All the birds of the region in one room,
Condor to humming-bird! Only a glance takes in
Pelican, golden eagle, blue-jay, wren…
Two hundred maybe, stuffed, posed, poised for flight.
What need (you say) has nature for so many
Exquisite variations? She selects
Each kind, are we to think, by fine distinction –
In the whole country, say, some forty species
Of warbler, each a different intersection
Of colour, music, mass, texture and form?
Or was it some such randomness as jars
Through the San Andreas Fault, which will in time
Shatter this state of high prosperity
To nameless this and that: did some such flaw
Cause these named rifts, that branch in plenitude?
The boy geologist who clove the rocks
Here on display grew up to be the great
Philosopher of colour into form
And, in the products of just workmanship,
Discerned the paradigm of the just state.

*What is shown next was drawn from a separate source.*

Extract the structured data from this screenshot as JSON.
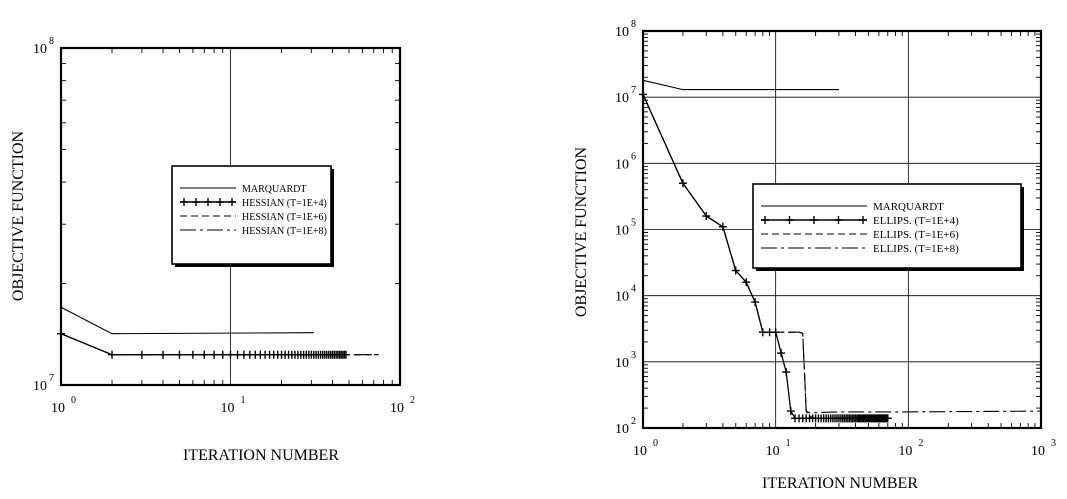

It was the Lord’s design he made apparent –
These bands and blocks of azure, umber, gilt,
Set in their flexing contours, solid flow
That had composed itself in its own frame:
Red garnet neighbouring mica, silver white;
In manhood, similarly, his eye judged how
Good stone splits fairly at the mason’s touch;
How painters stay their colour, shape the run
And blotch of it to images of truth.
He taught that these, and others like them, might
– Workers with hand or mind – be driven less
By harsh need or harsh fate than by the call
Imagination hears to make new worlds:
Which honour in epitome this world,
Ruled by its fluid and elusive forms.
If chance be providential, the taught eyes
Of those who paint or carve so should instruct us
In justice and original design.
I have no names for them, foreign to me,
Although my father named and numbered each.
Nor, now they are gone, can I recall
One individual insect – neither shape
Nor colour nor composition. So I brood
On formless memories of moths so big
They looked like two splayed hands linked at the thumbs,
And butterflies arranged by deviation
From an unstated norm of their design:
You could imagine them – they were so vibrant –
Cut from some miniature of Shah Jahan’s.
I was three when my father died; my mother
Outlived him forty years. When she died too,
My sister and I brought down the insect boxes –
Perhaps in expectation that that vision
Of plenitude, long stowed, awaited us.
I could not breathe to think of them. We opened
To nothing but a hint of dust, and pins
Staked upright, row on row, like monuments
To that which he had left us, though it felt
As if what he had left us had not been.